I have never had 3-4 hours of focused writing time every weekday, except for the times I was granted a writer's residency at the Virginia Center for the Creative Arts. And even then, my residency was only two weeks, so often I toiled all day long. I have found, however, that if I am working intently on a writing project, I tire after about four hours. My creative juices are depleted by then. Fortunately, this jives with my current routine. After four hours it's time to pack up, pick up my son and embark on the rest of the day. I love that this bubble life is not an all or nothing proposition, that I have time for other stuff. Afternoons and evenings are devoted to being a mom and tending to everyday issues like going to the post office, dropping off donations at the charity shop, or making arrangements for my upcoming travels.
Here's what I especially love about my bubble: That I know, as I pack up, that it will be there again the next day.
Monday, July 20, 2015
My year as writer-in-residence at the Hemingway Birthplace Home in Oak Park has come to an end and as I say farewell to my studio in the attic, I treat you one last time to favorite glimpses of the house as I experienced it.
Farewell to the congregation of furniture in the attic
Bye bye to the funky disco wall paper that greeted me every time I climbed the attic stairs...
...and to the croquet that sat by the back door, rain or shine.
Bye bye to dainty china, marble table tops, embroidered children's coats, lacy light patterns on damask bedspreads, and lavish floral carpets
Farewell to Mrs.

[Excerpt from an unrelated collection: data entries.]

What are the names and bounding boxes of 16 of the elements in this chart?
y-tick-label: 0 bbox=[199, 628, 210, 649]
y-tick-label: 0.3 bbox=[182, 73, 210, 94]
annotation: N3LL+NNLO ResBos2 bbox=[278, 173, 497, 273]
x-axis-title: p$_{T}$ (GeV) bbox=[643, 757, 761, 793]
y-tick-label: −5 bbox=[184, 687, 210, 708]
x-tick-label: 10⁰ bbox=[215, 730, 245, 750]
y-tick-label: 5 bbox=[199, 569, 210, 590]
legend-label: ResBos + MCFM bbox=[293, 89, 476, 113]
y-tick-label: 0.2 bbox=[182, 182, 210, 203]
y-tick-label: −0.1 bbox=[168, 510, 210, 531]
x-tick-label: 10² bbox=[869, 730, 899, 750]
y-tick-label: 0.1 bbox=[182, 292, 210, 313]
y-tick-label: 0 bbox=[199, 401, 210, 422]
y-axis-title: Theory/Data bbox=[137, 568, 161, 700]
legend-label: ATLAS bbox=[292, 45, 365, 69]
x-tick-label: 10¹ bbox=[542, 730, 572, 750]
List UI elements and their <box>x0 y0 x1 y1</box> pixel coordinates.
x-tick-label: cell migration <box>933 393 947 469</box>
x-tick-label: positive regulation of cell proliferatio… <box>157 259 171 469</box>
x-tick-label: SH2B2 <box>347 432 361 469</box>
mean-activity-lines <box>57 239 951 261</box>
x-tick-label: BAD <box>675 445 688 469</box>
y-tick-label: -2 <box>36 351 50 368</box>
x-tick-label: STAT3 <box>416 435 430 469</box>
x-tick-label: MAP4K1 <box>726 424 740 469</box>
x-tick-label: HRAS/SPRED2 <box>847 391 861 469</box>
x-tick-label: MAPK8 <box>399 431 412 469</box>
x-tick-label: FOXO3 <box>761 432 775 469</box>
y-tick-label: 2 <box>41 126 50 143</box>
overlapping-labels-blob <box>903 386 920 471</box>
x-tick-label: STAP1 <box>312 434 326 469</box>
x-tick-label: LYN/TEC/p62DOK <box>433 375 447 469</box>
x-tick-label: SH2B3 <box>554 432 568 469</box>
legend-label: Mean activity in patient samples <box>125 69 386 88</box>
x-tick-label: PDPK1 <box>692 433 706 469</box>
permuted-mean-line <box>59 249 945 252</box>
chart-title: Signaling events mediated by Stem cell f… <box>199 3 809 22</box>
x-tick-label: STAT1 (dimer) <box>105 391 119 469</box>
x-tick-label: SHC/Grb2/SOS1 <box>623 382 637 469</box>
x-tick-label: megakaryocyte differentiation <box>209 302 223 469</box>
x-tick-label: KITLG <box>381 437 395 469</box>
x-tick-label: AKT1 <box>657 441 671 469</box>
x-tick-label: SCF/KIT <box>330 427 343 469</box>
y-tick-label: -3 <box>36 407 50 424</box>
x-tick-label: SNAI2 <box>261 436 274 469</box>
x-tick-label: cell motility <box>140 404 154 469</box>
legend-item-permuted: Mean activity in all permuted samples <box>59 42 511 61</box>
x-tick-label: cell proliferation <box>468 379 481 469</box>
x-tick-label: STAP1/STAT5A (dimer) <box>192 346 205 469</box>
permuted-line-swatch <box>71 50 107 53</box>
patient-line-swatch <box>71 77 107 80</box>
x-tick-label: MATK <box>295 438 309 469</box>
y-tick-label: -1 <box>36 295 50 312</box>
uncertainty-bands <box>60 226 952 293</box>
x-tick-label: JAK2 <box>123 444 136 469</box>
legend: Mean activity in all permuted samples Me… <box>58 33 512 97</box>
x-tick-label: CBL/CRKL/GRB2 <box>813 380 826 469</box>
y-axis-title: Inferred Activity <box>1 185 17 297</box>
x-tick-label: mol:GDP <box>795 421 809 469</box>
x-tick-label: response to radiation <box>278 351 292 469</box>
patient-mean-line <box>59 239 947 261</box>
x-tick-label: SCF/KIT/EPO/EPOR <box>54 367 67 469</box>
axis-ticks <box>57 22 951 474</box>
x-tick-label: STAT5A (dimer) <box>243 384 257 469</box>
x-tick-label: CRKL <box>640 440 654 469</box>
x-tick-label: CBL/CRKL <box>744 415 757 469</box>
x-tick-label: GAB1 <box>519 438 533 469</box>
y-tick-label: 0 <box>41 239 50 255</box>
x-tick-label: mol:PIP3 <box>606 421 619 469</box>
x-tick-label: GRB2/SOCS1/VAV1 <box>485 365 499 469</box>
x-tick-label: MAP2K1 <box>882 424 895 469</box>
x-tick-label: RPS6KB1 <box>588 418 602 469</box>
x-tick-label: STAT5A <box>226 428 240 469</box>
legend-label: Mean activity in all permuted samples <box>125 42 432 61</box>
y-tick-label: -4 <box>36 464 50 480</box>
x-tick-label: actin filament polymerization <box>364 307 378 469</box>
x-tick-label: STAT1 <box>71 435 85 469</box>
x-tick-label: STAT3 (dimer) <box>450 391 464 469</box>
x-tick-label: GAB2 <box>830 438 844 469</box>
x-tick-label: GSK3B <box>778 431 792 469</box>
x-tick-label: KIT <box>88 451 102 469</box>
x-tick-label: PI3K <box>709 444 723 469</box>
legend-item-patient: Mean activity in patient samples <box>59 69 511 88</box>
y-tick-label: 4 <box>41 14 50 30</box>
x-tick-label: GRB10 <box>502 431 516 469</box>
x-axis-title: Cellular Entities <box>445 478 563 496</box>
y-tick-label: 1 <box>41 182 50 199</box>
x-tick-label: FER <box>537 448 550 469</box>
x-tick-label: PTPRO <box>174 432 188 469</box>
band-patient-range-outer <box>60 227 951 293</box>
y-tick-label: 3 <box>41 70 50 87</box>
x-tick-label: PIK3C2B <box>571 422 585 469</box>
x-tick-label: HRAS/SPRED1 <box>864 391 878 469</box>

Maud Humphrey's (mother of Humphrey Bogart) Mother Goose illustrations and the Peter Rabbit wallpaper in the nursery Ernest shared with his sister, the tricycle in the foyer and Hemingway's potty chair (probably not, but still) in Grace Hemingway's bedroom
Good-bye beloved kitchen sink swivel stool - you were my favorite gadget in the whole house!
Farewell, Hemingway House! It was a privilege to dwell in your walls for this special time, and to have all the time in the world, it seemed, to explore your treasures and share them with many friends.